Going into the summer, I was constantly being asked what I intended on doing with my time. I told everyone that I would be interning for the Historical Society of Pennsylvania, the second largest historical archive in the country to the Library of Congress, but beyond that I wasn’t entirely sure myself.


I knew my job would involve a decent amount of writing and researching, both things I have come to enjoy throughout my time at Haverford as a political science major, but I didn’t know what I would be researching or for which kind of audience. Upon arriving, I soon realized why I was unsure of my job description. HSP doesn’t often assign it’s interns specific tasks with strict deadlines: rather I was given the freedom to tell my supervisor what areas I wanted to be most involved in, and furthermore, which topics I wanted to explore the most.

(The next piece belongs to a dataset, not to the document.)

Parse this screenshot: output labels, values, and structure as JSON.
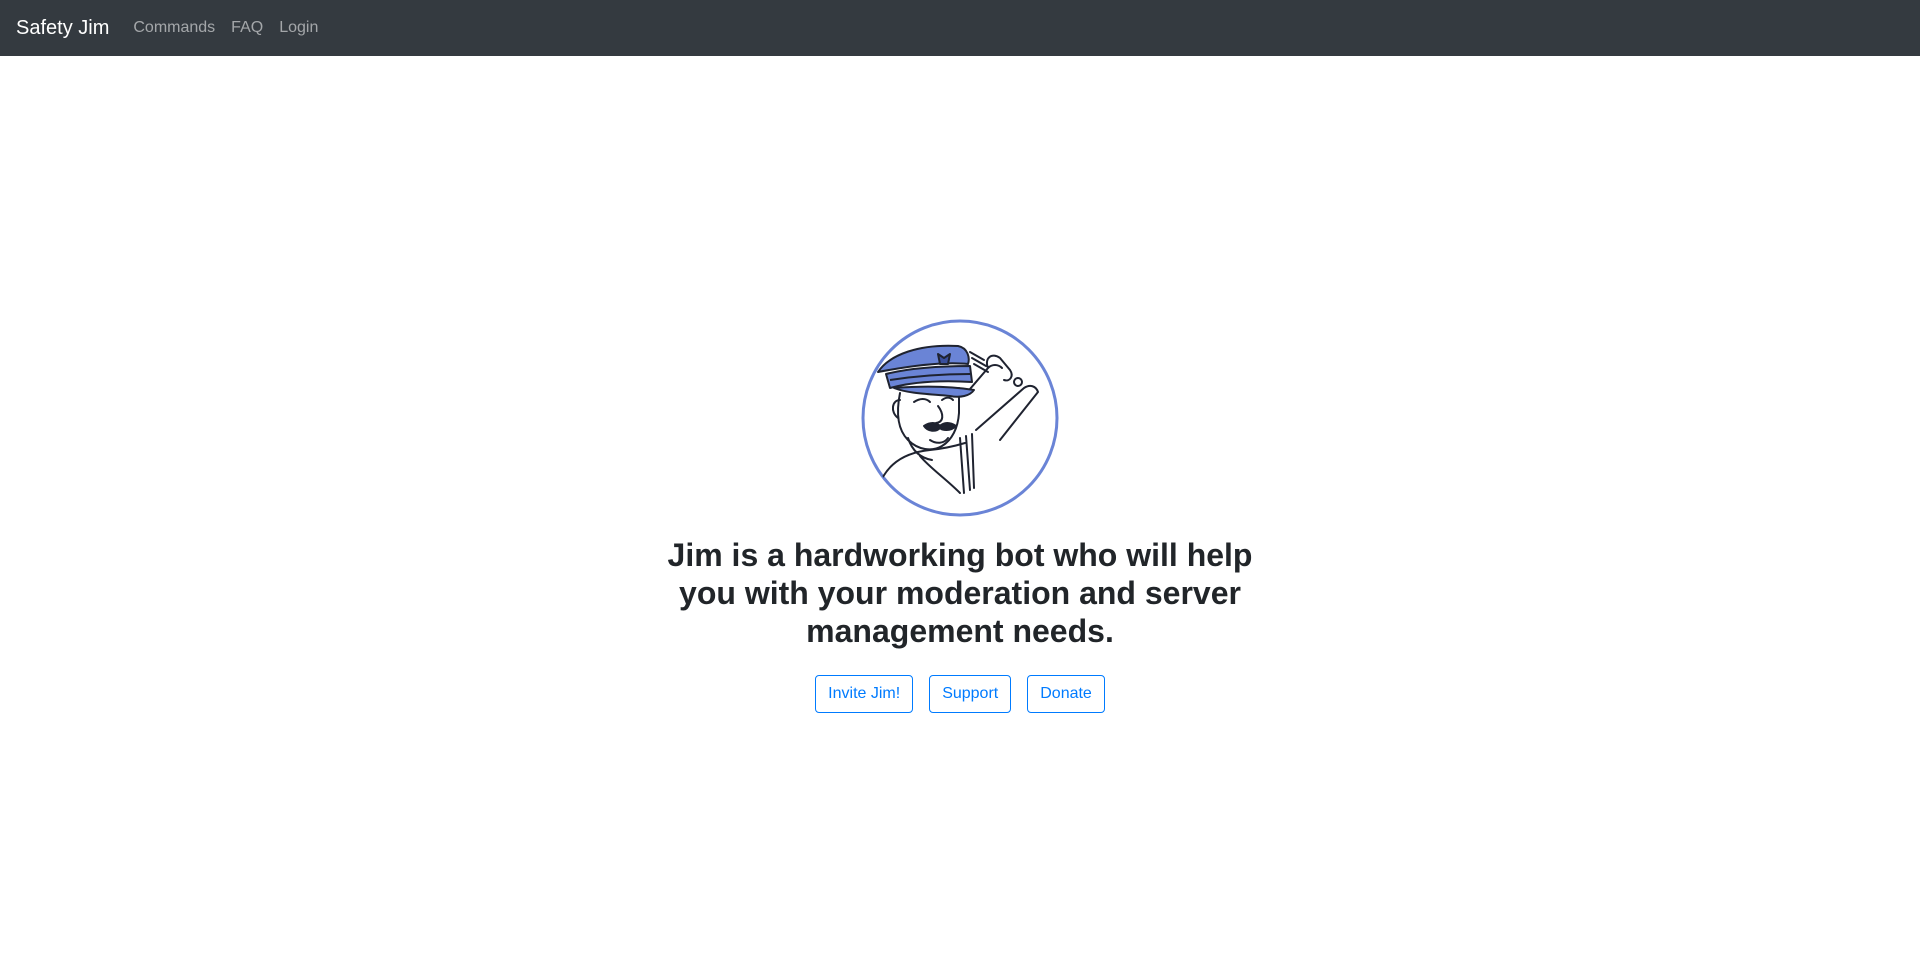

Having worked in an office before, I am well aware of how rare it is that an undergraduate intern  has the agency to pursue subjects that are genuinely of interest, as opposed to running menial errands for everyone else.

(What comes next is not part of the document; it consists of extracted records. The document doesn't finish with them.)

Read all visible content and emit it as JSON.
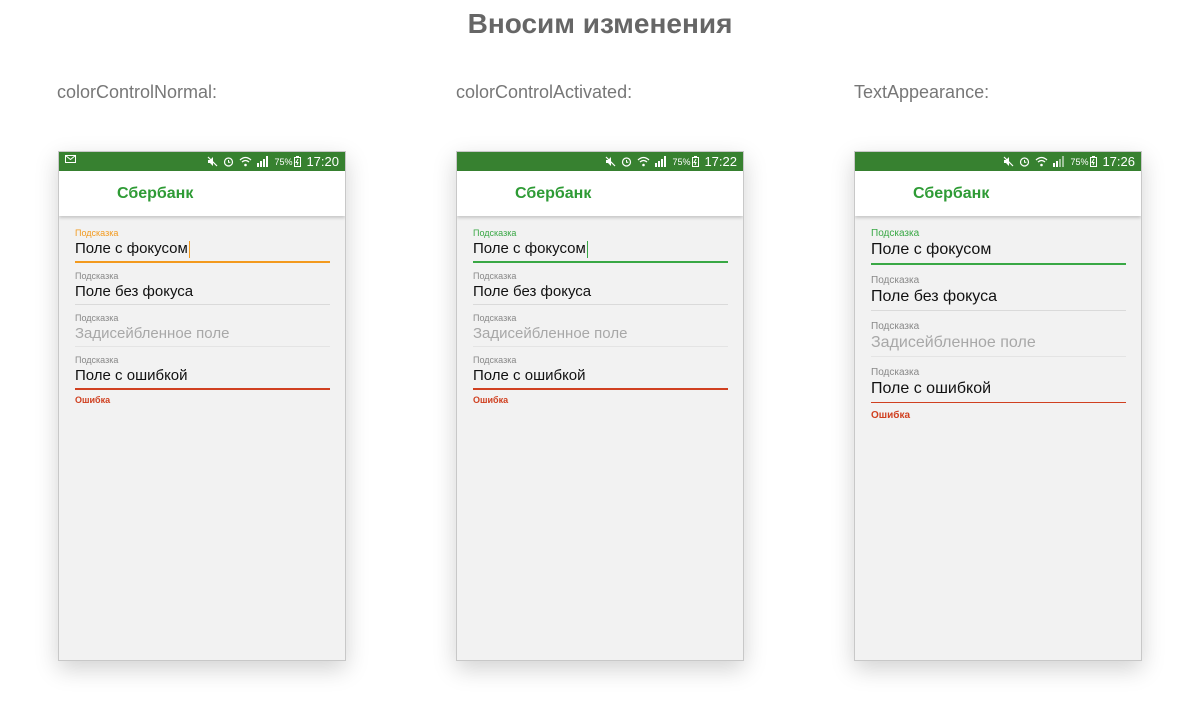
{
  "title": "Вносим изменения",
  "columns": [
    {
      "label": "colorControlNormal:",
      "time": "17:20",
      "battery": "75%",
      "app_title": "Сбербанк",
      "accent": "#f39a1e",
      "fields": {
        "focus": {
          "hint": "Подсказка",
          "value": "Поле с фокусом"
        },
        "normal": {
          "hint": "Подсказка",
          "value": "Поле без фокуса"
        },
        "disabled": {
          "hint": "Подсказка",
          "value": "Задисейбленное поле"
        },
        "error": {
          "hint": "Подсказка",
          "value": "Поле с ошибкой",
          "error": "Ошибка"
        }
      }
    },
    {
      "label": "colorControlActivated:",
      "time": "17:22",
      "battery": "75%",
      "app_title": "Сбербанк",
      "accent": "#39a845",
      "fields": {
        "focus": {
          "hint": "Подсказка",
          "value": "Поле с фокусом"
        },
        "normal": {
          "hint": "Подсказка",
          "value": "Поле без фокуса"
        },
        "disabled": {
          "hint": "Подсказка",
          "value": "Задисейбленное поле"
        },
        "error": {
          "hint": "Подсказка",
          "value": "Поле с ошибкой",
          "error": "Ошибка"
        }
      }
    },
    {
      "label": "TextAppearance:",
      "time": "17:26",
      "battery": "75%",
      "app_title": "Сбербанк",
      "accent": "#39a845",
      "fields": {
        "focus": {
          "hint": "Подсказка",
          "value": "Поле с фокусом"
        },
        "normal": {
          "hint": "Подсказка",
          "value": "Поле без фокуса"
        },
        "disabled": {
          "hint": "Подсказка",
          "value": "Задисейбленное поле"
        },
        "error": {
          "hint": "Подсказка",
          "value": "Поле с ошибкой",
          "error": "Ошибка"
        }
      }
    }
  ],
  "colors": {
    "status_bar": "#378130",
    "app_title": "#2e9b35",
    "error": "#d04020"
  },
  "icons": [
    "mail-icon",
    "mute-icon",
    "alarm-icon",
    "wifi-icon",
    "signal-icon",
    "battery-icon"
  ]
}
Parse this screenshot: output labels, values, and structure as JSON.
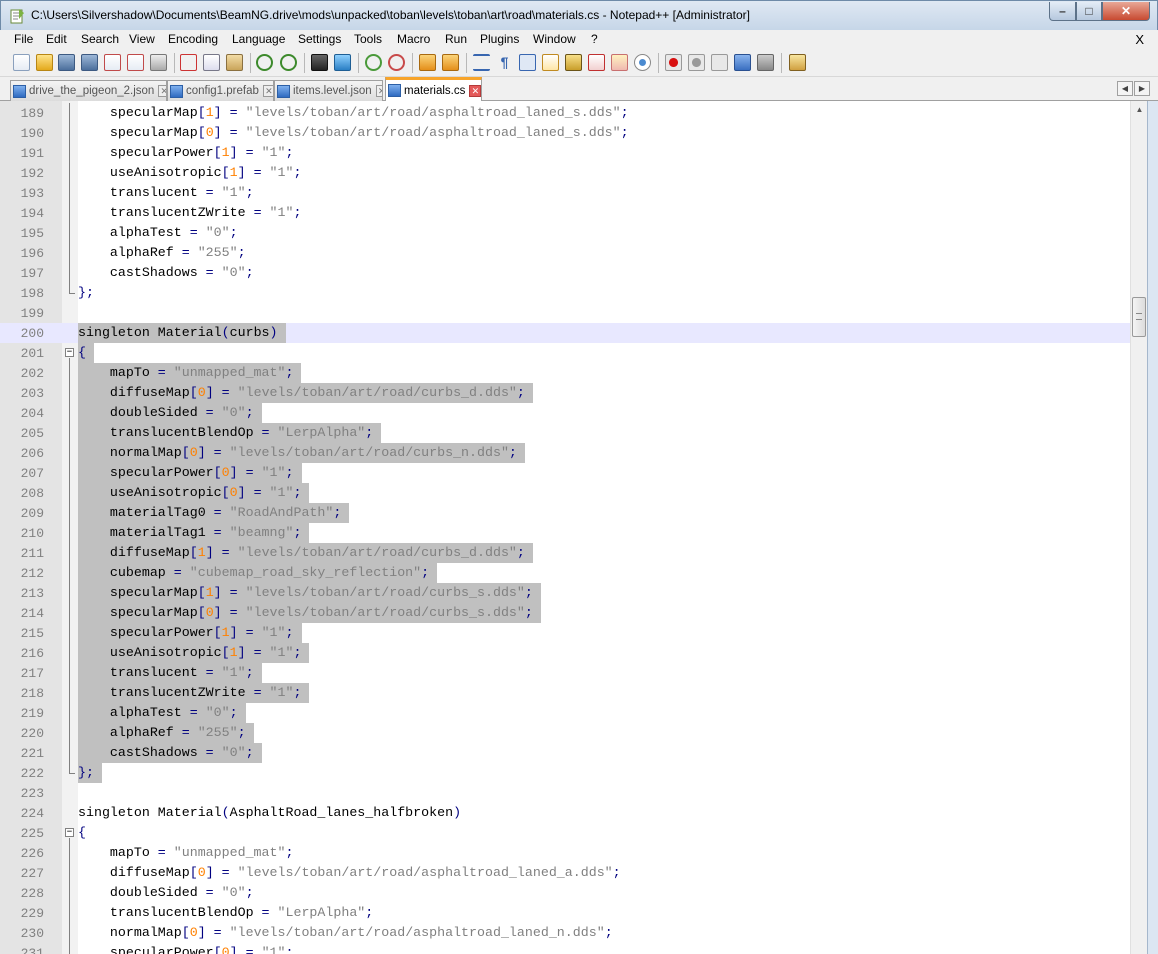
{
  "window": {
    "title": "C:\\Users\\Silvershadow\\Documents\\BeamNG.drive\\mods\\unpacked\\toban\\levels\\toban\\art\\road\\materials.cs - Notepad++ [Administrator]",
    "minimize": "–",
    "maximize": "□",
    "close": "✕"
  },
  "menu": {
    "items": [
      "File",
      "Edit",
      "Search",
      "View",
      "Encoding",
      "Language",
      "Settings",
      "Tools",
      "Macro",
      "Run",
      "Plugins",
      "Window",
      "?"
    ],
    "close_x": "X"
  },
  "toolbar": {
    "icons": [
      "new-file-icon",
      "open-file-icon",
      "save-icon",
      "save-all-icon",
      "close-icon",
      "close-all-icon",
      "print-icon",
      "cut-icon",
      "copy-icon",
      "paste-icon",
      "undo-icon",
      "redo-icon",
      "find-icon",
      "replace-icon",
      "zoom-in-icon",
      "zoom-out-icon",
      "sync-vertical-icon",
      "sync-horizontal-icon",
      "word-wrap-icon",
      "show-all-chars-icon",
      "indent-guide-icon",
      "user-language-icon",
      "doc-map-icon",
      "function-list-icon",
      "folder-as-workspace-icon",
      "monitoring-icon",
      "record-macro-icon",
      "stop-macro-icon",
      "play-macro-icon",
      "run-macro-multiple-icon",
      "save-macro-icon",
      "launch-browser-icon"
    ]
  },
  "tabs": [
    {
      "label": "drive_the_pigeon_2.json",
      "active": false
    },
    {
      "label": "config1.prefab",
      "active": false
    },
    {
      "label": "items.level.json",
      "active": false
    },
    {
      "label": "materials.cs",
      "active": true
    }
  ],
  "editor": {
    "current_line": 200,
    "selection_start": 201,
    "selection_end": 222,
    "lines": [
      {
        "n": "189",
        "text": "    specularMap[1] = \"levels/toban/art/road/asphaltroad_laned_s.dds\";"
      },
      {
        "n": "190",
        "text": "    specularMap[0] = \"levels/toban/art/road/asphaltroad_laned_s.dds\";"
      },
      {
        "n": "191",
        "text": "    specularPower[1] = \"1\";"
      },
      {
        "n": "192",
        "text": "    useAnisotropic[1] = \"1\";"
      },
      {
        "n": "193",
        "text": "    translucent = \"1\";"
      },
      {
        "n": "194",
        "text": "    translucentZWrite = \"1\";"
      },
      {
        "n": "195",
        "text": "    alphaTest = \"0\";"
      },
      {
        "n": "196",
        "text": "    alphaRef = \"255\";"
      },
      {
        "n": "197",
        "text": "    castShadows = \"0\";"
      },
      {
        "n": "198",
        "text": "};"
      },
      {
        "n": "199",
        "text": ""
      },
      {
        "n": "200",
        "text": "singleton Material(curbs)"
      },
      {
        "n": "201",
        "text": "{"
      },
      {
        "n": "202",
        "text": "    mapTo = \"unmapped_mat\";"
      },
      {
        "n": "203",
        "text": "    diffuseMap[0] = \"levels/toban/art/road/curbs_d.dds\";"
      },
      {
        "n": "204",
        "text": "    doubleSided = \"0\";"
      },
      {
        "n": "205",
        "text": "    translucentBlendOp = \"LerpAlpha\";"
      },
      {
        "n": "206",
        "text": "    normalMap[0] = \"levels/toban/art/road/curbs_n.dds\";"
      },
      {
        "n": "207",
        "text": "    specularPower[0] = \"1\";"
      },
      {
        "n": "208",
        "text": "    useAnisotropic[0] = \"1\";"
      },
      {
        "n": "209",
        "text": "    materialTag0 = \"RoadAndPath\";"
      },
      {
        "n": "210",
        "text": "    materialTag1 = \"beamng\";"
      },
      {
        "n": "211",
        "text": "    diffuseMap[1] = \"levels/toban/art/road/curbs_d.dds\";"
      },
      {
        "n": "212",
        "text": "    cubemap = \"cubemap_road_sky_reflection\";"
      },
      {
        "n": "213",
        "text": "    specularMap[1] = \"levels/toban/art/road/curbs_s.dds\";"
      },
      {
        "n": "214",
        "text": "    specularMap[0] = \"levels/toban/art/road/curbs_s.dds\";"
      },
      {
        "n": "215",
        "text": "    specularPower[1] = \"1\";"
      },
      {
        "n": "216",
        "text": "    useAnisotropic[1] = \"1\";"
      },
      {
        "n": "217",
        "text": "    translucent = \"1\";"
      },
      {
        "n": "218",
        "text": "    translucentZWrite = \"1\";"
      },
      {
        "n": "219",
        "text": "    alphaTest = \"0\";"
      },
      {
        "n": "220",
        "text": "    alphaRef = \"255\";"
      },
      {
        "n": "221",
        "text": "    castShadows = \"0\";"
      },
      {
        "n": "222",
        "text": "};"
      },
      {
        "n": "223",
        "text": ""
      },
      {
        "n": "224",
        "text": "singleton Material(AsphaltRoad_lanes_halfbroken)"
      },
      {
        "n": "225",
        "text": "{"
      },
      {
        "n": "226",
        "text": "    mapTo = \"unmapped_mat\";"
      },
      {
        "n": "227",
        "text": "    diffuseMap[0] = \"levels/toban/art/road/asphaltroad_laned_a.dds\";"
      },
      {
        "n": "228",
        "text": "    doubleSided = \"0\";"
      },
      {
        "n": "229",
        "text": "    translucentBlendOp = \"LerpAlpha\";"
      },
      {
        "n": "230",
        "text": "    normalMap[0] = \"levels/toban/art/road/asphaltroad_laned_n.dds\";"
      },
      {
        "n": "231",
        "text": "    specularPower[0] = \"1\";"
      }
    ]
  },
  "colors": {
    "operator": "#000080",
    "number": "#ff8000",
    "string": "#808080",
    "selection": "#c0c0c0",
    "current_line": "#e8e8ff",
    "active_tab_accent": "#f7a42a"
  }
}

So far I have been working on the interactive online map used for the public, wherein there are links containing historical information about hundreds of significant locations in Philadelphia. Thus far I have been researching two main topics–both of which are very relevant to things happening right now. The first is about the Reading Viaduct project–the expansive abandoned railroad that the city is trying to turn into a park, much like the New York City Highline. I am researching the history of the Reading Railroad to try to understand how the original structures/services of the railroad are being repurposed to create a green space. The second project I am doing is tracking the history of political party conventions hosted in Philadelphia, beginning with the Whig Party Convention in 1848. I chose this topic because the Democratic National Convention is being held here in a month, and HSP always has great involvement in the Political Festivities surrounding such a significant event. Additionally I chose this topic because there is a lot riding on the upcoming convention–while it looks like Bernie won’t get the contested convention he had hoped for, there will be a lot of deciding to do when it comes to the party platform–and I wanted to explore other contentious conventions to better understand the significance of this one. The most challenging about these topics is probably writing for the public. The language of these stories that I write are supposed to be at an 8th grade level, and have to be compelling as well as educational.

I won’t be working on these projects for the rest of the summer. I will soon transition into working on a lecture series that HSP does every year, where I think I will be given an opportunity to do research and present it to foreign students my age. I haven’t gotten any details on that yet though, so I will have to give updates on that later in the summer.

In general I am really enjoying my time here. I have noticed that because there are not strict deadlines or explicit tasks,  my productivity and overall enjoyment of my work directly depends on my own initiative. I think it is good practice for the real world, where you only get what you are brave enough to ask for, and diligent enough to work for.